Reports from AP and others highlight Florida’s stunning CoveredCA enrollment fete. Despite State politics around Obamacare…or perhaps because of it – February 2015 reports indicate that Florida exceeded all other states in the number of individuals enrolled in ACA.

Governing Magazine highlighted that despite California’s $400 Million budget for CoveredCA and large population, Florida, “a state where public officials have decided against using any public dollars toward enrollment – led the way.” As of February 15, 2015, Florida had added an additional 600,000 newly insured for a cumulative total of 1.6 million, according to Governance magazine. This is compared with California’s total of 1.4 million enrolled. What’s in Florida’s orange juice you might ask? Well, the general consensus is that Florida’s success is in its unique combination of strengths and weaknesses. Its strengths continue to be its well organized statewide outreach effort led by University of South Florida’s (USF) Covering Kids and Families Program. USF and its partners received the largest navigator grant in the country for Year II — $5.38 million. For Year II three counties were also added to the collaborative that had been left out of Year I’s award: Broward, Monroe and Miami which (boasted) one of the highest rates of uninsured. Prior to ACA, Miami was estimated to have as much as 30 percent of its population uninsured or more than 600.000 adults under 65. According to Kaiser Family Foundation data, in 2013 Florida’s statewide uninsured rate of 19 percent exceeded both the national rate of 13 percent and California’s rate of 15 percent.

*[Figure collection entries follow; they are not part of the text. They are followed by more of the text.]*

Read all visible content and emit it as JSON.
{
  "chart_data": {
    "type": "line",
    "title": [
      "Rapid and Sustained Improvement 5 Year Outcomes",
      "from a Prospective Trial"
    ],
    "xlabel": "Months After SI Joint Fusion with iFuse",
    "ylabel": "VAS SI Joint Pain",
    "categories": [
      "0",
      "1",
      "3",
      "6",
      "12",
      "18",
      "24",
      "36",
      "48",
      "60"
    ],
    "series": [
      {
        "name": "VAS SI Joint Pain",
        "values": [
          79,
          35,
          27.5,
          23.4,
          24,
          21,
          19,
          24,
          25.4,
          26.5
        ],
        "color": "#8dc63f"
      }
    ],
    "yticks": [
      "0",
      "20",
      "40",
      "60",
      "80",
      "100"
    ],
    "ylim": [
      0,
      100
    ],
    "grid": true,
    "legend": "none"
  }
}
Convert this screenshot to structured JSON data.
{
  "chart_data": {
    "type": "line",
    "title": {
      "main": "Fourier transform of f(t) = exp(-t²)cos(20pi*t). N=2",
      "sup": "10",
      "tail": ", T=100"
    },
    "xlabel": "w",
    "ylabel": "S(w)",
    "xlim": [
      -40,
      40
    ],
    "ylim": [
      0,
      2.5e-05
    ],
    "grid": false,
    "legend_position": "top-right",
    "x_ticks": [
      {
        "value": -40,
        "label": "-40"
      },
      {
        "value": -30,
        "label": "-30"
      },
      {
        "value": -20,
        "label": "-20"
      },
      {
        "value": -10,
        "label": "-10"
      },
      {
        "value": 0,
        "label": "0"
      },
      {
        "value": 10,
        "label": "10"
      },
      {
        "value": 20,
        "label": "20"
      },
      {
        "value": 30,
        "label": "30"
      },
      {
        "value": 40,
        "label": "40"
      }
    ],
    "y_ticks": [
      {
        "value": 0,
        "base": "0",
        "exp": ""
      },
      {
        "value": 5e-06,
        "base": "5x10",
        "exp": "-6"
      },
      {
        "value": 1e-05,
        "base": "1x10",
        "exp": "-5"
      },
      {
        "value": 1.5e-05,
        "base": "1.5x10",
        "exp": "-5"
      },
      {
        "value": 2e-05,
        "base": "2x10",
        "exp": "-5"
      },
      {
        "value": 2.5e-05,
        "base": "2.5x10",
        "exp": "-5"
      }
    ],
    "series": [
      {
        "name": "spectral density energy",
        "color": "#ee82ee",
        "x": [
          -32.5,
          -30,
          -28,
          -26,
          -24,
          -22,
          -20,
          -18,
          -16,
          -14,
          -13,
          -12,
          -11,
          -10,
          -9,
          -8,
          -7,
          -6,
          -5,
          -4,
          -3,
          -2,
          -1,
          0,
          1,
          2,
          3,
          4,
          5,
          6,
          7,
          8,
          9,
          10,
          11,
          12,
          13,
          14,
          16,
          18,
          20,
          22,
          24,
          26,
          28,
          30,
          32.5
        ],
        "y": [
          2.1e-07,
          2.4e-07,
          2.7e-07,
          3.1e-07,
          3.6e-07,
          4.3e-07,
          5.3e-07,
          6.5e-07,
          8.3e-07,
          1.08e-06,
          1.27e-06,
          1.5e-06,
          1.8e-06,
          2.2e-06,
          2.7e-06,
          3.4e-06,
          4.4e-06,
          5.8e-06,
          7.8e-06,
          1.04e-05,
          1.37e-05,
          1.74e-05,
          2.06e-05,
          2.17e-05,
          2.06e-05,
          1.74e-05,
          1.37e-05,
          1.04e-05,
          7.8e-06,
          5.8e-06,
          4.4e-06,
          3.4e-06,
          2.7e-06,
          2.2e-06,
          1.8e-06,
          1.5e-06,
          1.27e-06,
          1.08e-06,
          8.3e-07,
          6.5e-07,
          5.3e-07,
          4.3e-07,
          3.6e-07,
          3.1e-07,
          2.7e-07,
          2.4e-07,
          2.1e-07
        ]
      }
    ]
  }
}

It could be argued that Florida’s rate was both a weakness and a strength.

But how did they do it? Obviously, Florida found more than one way to squeeze an orange! According to USF Navigator grant director, Jody Ray (USF’s Covering Kids & Families Program within the College of Public Health) “We’re excited to participate in Year II, and this year USF and its 12 consortium partners will be on the ground providing outreach, education and enrollment support to the entire state of Florida.  We don’t take a top-down approach, but rather one built and designed by the local communities being served.” The federal ACA grant builds on the USF’s effective team — established with funding from the Robert Wood Johnson Foundation – that carries out year-round outreach efforts for Medicaid and CHIP enrollment.

One key resource driving Florida’s successful outreach and enrollment is its mapping tool which enabled coordinators from across the State to post, on a real-time basis, individual activities and then visualize where the services are next needed. Data points on the Data Design Network’s Heat Maps and Dashboards provided tools that allowed USF and its partners to assess level-of–effort and reallocate resources from locales which grew “hot” (high levels of outreach and application completion) to locales that were still “cool” (less penetration).